One prompt, six languages. One user, one agent.
Series-B regional streaming · multi-language · 90-day engagement
The problem
The CEO came in planning to triple the engineering team to clear a multi-year backlog. We pushed back: use the team you have. The real constraint was never headcount — it was that every function, from content to retention to finance, was still working the pre-AI way.
What we built
1 prompt → 6 languages, in parallel
AI-native content production
A two-minute clip that used to take a week now ships in hours. The same story auto-reframes per region — same emotional arc, different cultural context. Multi-language stopped being a sequential effort and became the single biggest shift of the engagement.

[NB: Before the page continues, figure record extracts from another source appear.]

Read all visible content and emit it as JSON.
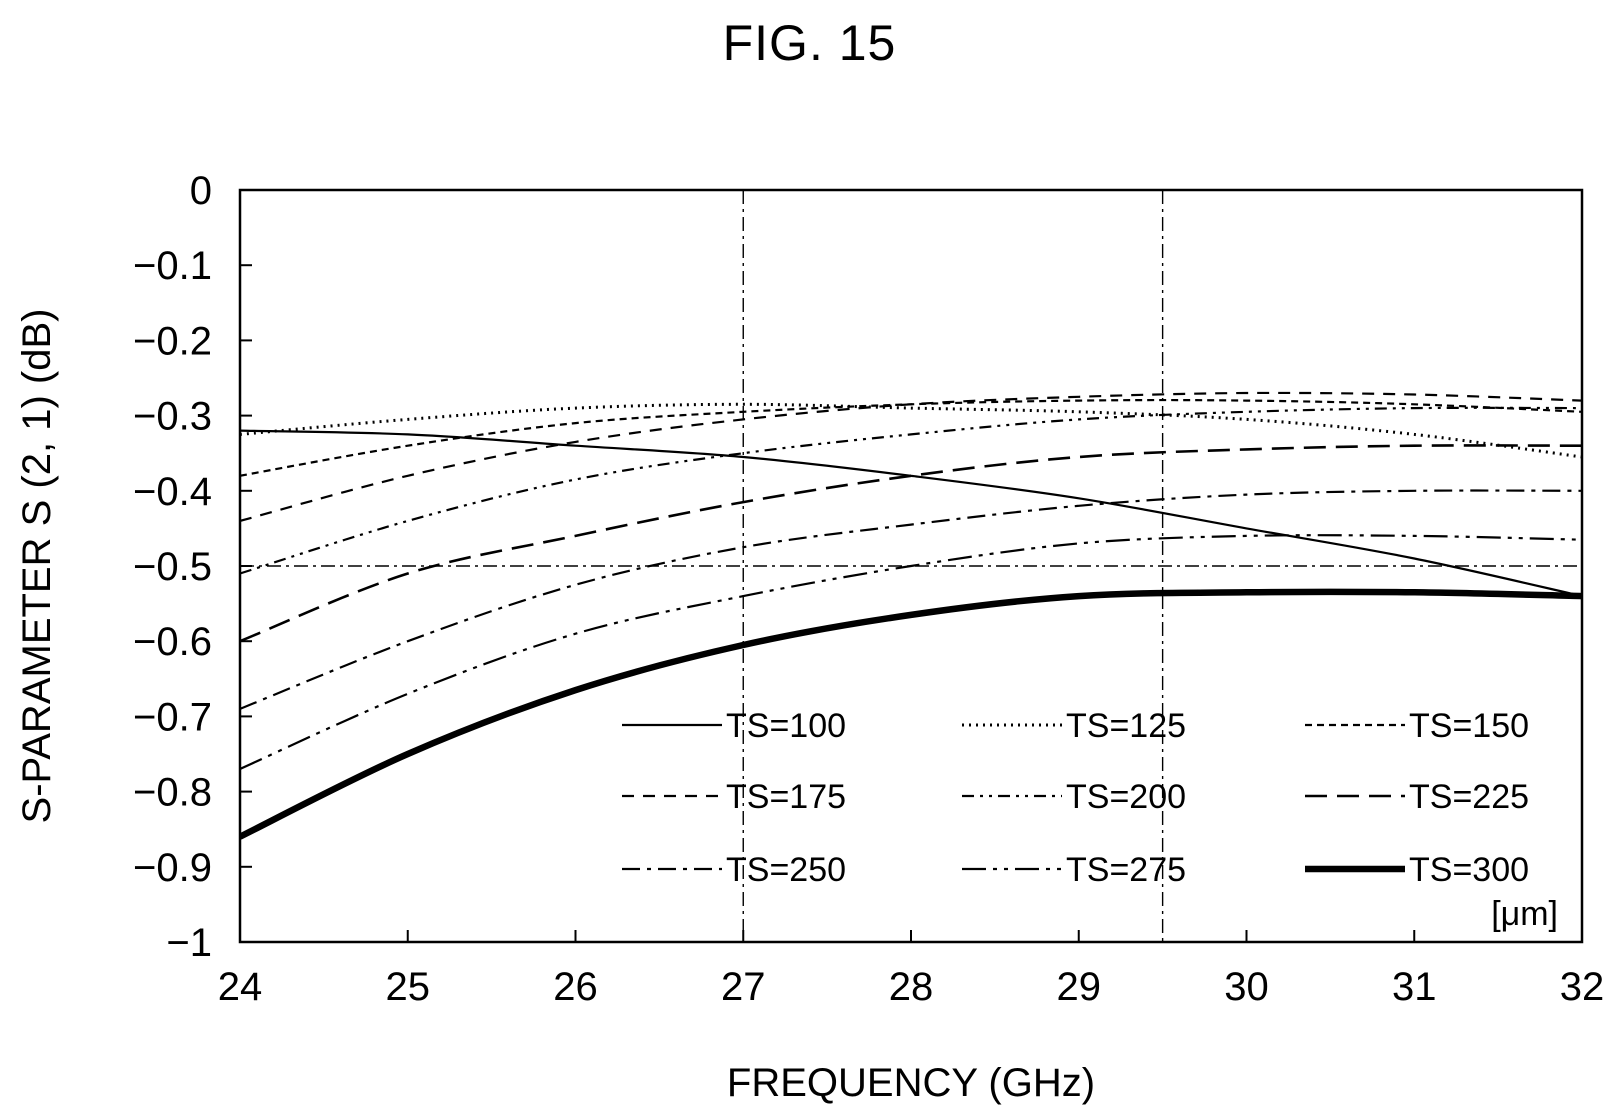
{
  "figure": {
    "title": "FIG. 15"
  },
  "chart_data": {
    "type": "line",
    "xlabel": "FREQUENCY (GHz)",
    "ylabel": "S-PARAMETER S (2, 1) (dB)",
    "xlim": [
      24,
      32
    ],
    "ylim": [
      -1,
      0
    ],
    "x_ticks": [
      "24",
      "25",
      "26",
      "27",
      "28",
      "29",
      "30",
      "31",
      "32"
    ],
    "y_ticks": [
      "0",
      "-0.1",
      "-0.2",
      "-0.3",
      "-0.4",
      "-0.5",
      "-0.6",
      "-0.7",
      "-0.8",
      "-0.9",
      "-1"
    ],
    "reference_lines": {
      "x": [
        27,
        29.5
      ],
      "y": [
        -0.5
      ]
    },
    "grid": false,
    "legend": {
      "position": "lower-right",
      "unit_label": "[μm]",
      "columns": 3
    },
    "x": [
      24,
      25,
      26,
      27,
      28,
      29,
      30,
      31,
      32
    ],
    "series": [
      {
        "name": "TS=100",
        "style": "solid",
        "values": [
          -0.32,
          -0.325,
          -0.34,
          -0.355,
          -0.38,
          -0.41,
          -0.45,
          -0.49,
          -0.54
        ]
      },
      {
        "name": "TS=125",
        "style": "dotted",
        "values": [
          -0.325,
          -0.305,
          -0.29,
          -0.285,
          -0.29,
          -0.295,
          -0.305,
          -0.325,
          -0.355
        ]
      },
      {
        "name": "TS=150",
        "style": "short-dash",
        "values": [
          -0.38,
          -0.34,
          -0.31,
          -0.295,
          -0.285,
          -0.28,
          -0.28,
          -0.285,
          -0.295
        ]
      },
      {
        "name": "TS=175",
        "style": "dash",
        "values": [
          -0.44,
          -0.38,
          -0.335,
          -0.305,
          -0.285,
          -0.275,
          -0.27,
          -0.272,
          -0.28
        ]
      },
      {
        "name": "TS=200",
        "style": "dash-dot-dot",
        "values": [
          -0.51,
          -0.44,
          -0.385,
          -0.35,
          -0.325,
          -0.305,
          -0.295,
          -0.29,
          -0.29
        ]
      },
      {
        "name": "TS=225",
        "style": "long-dash",
        "values": [
          -0.6,
          -0.51,
          -0.46,
          -0.415,
          -0.38,
          -0.355,
          -0.345,
          -0.34,
          -0.34
        ]
      },
      {
        "name": "TS=250",
        "style": "dash-dot",
        "values": [
          -0.69,
          -0.6,
          -0.525,
          -0.475,
          -0.445,
          -0.42,
          -0.405,
          -0.4,
          -0.4
        ]
      },
      {
        "name": "TS=275",
        "style": "long-dash-dot",
        "values": [
          -0.77,
          -0.67,
          -0.59,
          -0.54,
          -0.5,
          -0.47,
          -0.46,
          -0.46,
          -0.465
        ]
      },
      {
        "name": "TS=300",
        "style": "thick-solid",
        "values": [
          -0.86,
          -0.75,
          -0.665,
          -0.605,
          -0.565,
          -0.54,
          -0.535,
          -0.535,
          -0.54
        ]
      }
    ]
  }
}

From support bot to relationship platform
One user, one agent
A WhatsApp support bot, live in three days, grew into a platform where every user has a dedicated agent — support, retention, re-engagement, recommendations — that knows their history. Three vendor teams collapsed into one in-house system.
20+ in-character bots across six shows
Character chatbots
In-character chatbots with persistent per-user memory. Users spent hours talking to them. The team did not believe it would happen until it did.
2-year backlog → 2 days
Engineering throughput
A feature stuck in the backlog for two years went live in two days. Infrastructure cost halved in a day. A single data-cleanup session eliminated a recurring monthly cost line.
Outcomes
The transferable lesson
The shift was not one team adopting AI — it was every team. Content turned production into code. Retention rebuilt the funnel. Finance shipped its own tools. Engineering converted last, not first. The company stopped scaling with headcount and started scaling with agents — and the economics changed permanently.